Suppose ${\displaystyle G}$ is a group that is an Aut-cyclic group (?): the Automorphism group (?) ${\displaystyle \operatorname {Aut} (G)}$ is a Cyclic group (?). Then, ${\displaystyle G}$ is an Abelian group (?).

Related facts

• Finite and cyclic automorphism group implies cyclic
• Classification of finite groups with cyclic automorphism group
• Cyclic automorphism group not implies cyclic
• Finite abelian and abelian automorphism group implies cyclic

Facts used

1. Group acts as automorphisms by conjugation
2. Cyclicity is subgroup-closed
3. Cyclic over central implies abelian

Proof

Given: A group ${\displaystyle G}$. The automorphism group ${\displaystyle \operatorname {Aut} (G)}$ is cyclic.

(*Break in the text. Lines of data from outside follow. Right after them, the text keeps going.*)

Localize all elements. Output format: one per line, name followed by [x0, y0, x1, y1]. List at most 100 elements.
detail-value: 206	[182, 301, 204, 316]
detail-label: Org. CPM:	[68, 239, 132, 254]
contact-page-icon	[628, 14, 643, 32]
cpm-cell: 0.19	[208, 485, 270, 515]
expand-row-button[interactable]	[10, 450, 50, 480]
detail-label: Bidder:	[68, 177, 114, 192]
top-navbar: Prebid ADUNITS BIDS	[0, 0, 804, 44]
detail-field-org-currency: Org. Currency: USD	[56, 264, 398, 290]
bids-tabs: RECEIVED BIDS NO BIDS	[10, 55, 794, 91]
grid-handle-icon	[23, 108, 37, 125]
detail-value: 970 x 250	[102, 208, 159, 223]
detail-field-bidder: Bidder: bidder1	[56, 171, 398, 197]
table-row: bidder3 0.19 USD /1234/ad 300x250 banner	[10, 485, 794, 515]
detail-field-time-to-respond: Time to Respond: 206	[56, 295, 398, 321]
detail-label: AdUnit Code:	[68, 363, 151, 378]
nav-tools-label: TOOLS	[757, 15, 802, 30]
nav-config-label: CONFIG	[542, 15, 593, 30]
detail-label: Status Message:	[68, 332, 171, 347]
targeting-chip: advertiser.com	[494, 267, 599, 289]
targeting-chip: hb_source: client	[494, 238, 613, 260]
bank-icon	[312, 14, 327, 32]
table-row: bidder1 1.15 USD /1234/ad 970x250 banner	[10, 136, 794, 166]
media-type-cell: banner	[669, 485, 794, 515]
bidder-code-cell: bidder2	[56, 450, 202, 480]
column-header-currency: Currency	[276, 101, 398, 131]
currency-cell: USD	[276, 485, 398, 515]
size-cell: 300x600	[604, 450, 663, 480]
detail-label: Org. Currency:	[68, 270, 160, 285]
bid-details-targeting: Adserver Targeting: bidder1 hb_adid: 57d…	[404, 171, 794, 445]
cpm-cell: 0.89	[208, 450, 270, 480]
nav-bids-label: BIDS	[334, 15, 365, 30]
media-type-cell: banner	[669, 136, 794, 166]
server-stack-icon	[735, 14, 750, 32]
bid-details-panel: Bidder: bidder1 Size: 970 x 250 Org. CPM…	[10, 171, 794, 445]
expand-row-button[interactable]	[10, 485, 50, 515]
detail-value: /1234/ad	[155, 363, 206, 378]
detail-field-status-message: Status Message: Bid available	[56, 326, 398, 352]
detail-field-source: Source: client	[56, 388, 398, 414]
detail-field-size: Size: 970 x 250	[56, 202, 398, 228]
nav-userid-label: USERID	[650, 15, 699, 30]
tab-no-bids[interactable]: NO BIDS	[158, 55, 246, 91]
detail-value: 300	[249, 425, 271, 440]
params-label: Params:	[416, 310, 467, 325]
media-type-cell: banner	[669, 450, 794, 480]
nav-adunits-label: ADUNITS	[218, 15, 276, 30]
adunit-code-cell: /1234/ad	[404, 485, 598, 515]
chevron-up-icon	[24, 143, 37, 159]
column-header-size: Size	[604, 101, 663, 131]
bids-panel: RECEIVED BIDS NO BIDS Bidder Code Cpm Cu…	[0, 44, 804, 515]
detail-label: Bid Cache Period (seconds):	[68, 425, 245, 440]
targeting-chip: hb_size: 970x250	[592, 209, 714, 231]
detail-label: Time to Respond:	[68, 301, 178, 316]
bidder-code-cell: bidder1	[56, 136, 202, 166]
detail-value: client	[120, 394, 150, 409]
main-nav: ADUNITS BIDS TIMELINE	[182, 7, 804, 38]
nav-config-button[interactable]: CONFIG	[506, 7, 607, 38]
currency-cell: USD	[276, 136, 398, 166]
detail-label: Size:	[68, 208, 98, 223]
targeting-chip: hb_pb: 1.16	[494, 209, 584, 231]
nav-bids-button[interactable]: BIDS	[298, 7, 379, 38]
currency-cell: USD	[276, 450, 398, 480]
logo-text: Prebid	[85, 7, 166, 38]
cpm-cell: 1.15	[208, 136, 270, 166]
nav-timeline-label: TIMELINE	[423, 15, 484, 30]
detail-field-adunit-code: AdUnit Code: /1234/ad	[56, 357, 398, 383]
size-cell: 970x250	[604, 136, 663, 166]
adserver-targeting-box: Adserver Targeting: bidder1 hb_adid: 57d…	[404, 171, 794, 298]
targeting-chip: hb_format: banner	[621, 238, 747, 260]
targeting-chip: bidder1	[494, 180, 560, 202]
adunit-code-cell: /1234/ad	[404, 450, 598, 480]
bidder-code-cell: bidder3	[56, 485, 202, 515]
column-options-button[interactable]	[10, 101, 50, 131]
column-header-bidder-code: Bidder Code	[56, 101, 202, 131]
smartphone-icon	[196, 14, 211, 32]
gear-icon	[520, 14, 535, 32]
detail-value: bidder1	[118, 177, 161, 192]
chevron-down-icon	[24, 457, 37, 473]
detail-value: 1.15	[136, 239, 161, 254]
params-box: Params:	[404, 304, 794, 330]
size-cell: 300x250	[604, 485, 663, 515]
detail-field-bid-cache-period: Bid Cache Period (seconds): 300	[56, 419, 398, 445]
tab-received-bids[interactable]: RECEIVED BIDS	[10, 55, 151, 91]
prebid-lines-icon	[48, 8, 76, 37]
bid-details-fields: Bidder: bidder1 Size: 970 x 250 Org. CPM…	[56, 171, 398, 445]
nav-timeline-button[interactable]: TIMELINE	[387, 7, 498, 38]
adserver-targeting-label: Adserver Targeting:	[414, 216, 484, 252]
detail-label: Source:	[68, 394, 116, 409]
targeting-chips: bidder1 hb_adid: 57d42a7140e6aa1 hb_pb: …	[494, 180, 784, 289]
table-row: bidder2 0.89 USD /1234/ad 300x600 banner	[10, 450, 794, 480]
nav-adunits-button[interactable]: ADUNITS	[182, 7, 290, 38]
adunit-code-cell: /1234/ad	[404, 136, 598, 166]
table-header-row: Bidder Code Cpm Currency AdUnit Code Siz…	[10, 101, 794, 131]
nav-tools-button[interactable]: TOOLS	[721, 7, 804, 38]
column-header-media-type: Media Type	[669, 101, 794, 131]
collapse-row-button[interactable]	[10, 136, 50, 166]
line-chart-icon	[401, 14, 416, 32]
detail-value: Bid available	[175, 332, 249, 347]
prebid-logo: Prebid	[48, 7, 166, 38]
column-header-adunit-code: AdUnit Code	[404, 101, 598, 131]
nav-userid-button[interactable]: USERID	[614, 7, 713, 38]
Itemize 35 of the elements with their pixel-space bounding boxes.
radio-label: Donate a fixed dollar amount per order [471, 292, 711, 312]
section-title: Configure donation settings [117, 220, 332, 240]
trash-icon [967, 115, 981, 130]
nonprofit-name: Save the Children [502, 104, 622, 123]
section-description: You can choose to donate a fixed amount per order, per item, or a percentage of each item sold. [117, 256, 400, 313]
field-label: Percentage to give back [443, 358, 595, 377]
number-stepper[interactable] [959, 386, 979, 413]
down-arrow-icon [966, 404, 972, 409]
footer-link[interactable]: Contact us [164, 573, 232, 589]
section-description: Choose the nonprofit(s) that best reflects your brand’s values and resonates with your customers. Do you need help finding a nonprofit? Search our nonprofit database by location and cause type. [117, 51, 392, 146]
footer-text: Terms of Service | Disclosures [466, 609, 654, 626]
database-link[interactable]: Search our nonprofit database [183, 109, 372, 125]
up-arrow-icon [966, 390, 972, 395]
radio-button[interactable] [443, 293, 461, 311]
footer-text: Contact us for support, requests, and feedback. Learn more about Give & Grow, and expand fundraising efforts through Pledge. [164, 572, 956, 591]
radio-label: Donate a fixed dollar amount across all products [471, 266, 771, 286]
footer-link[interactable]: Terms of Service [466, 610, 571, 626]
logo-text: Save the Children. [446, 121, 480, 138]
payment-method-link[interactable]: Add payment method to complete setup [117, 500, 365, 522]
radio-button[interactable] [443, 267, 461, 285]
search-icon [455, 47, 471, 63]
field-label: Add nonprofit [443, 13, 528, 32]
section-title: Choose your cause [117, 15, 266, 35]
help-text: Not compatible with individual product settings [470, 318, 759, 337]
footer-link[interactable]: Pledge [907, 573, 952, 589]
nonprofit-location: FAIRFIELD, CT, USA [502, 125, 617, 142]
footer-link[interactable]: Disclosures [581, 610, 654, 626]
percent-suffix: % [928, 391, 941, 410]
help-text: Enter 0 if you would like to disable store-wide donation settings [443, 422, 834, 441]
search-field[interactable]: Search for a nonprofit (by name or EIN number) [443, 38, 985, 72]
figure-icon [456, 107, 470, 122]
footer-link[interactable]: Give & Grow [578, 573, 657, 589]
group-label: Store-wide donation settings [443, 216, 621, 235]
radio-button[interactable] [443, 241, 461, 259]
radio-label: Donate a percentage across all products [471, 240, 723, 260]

To prove: ${\displaystyle G}$ is abelian.

Proof:

Step no.	Assertion/construction	Facts used	Given data used	Previous steps used	Explanation
1	Let ${\displaystyle Z}$ be the center of ${\displaystyle G}$. Then, ${\displaystyle G/Z}$ is isomorphic to a subgroup of ${\displaystyle \operatorname {Aut} (G)}$, called the inner automorphism group ${\displaystyle \operatorname {Inn} (G)}$.	Fact (1)			[SHOW MORE] By Fact (1), ${\displaystyle G}$ acts as automorphisms on itself by conjugation, with the kernel being ${\displaystyle Z}$, so that ${\displaystyle G/Z}$ is isomorphic to a subgroup of ${\displaystyle \operatorname {Aut} (G)}$. This is the subgroup of inner automorphisms and is called ${\displaystyle \operatorname {Inn} (G)}$.
2	${\displaystyle G/Z}$ is a cyclic group.	Fact (2)	${\displaystyle \operatorname {Aut} (G)}$ is cyclic	Step (1)	Step-fact-given combination direct.
3	${\displaystyle G}$ is abelian	Fact (3)		Steps (1), (2)	Fact-step combination direct.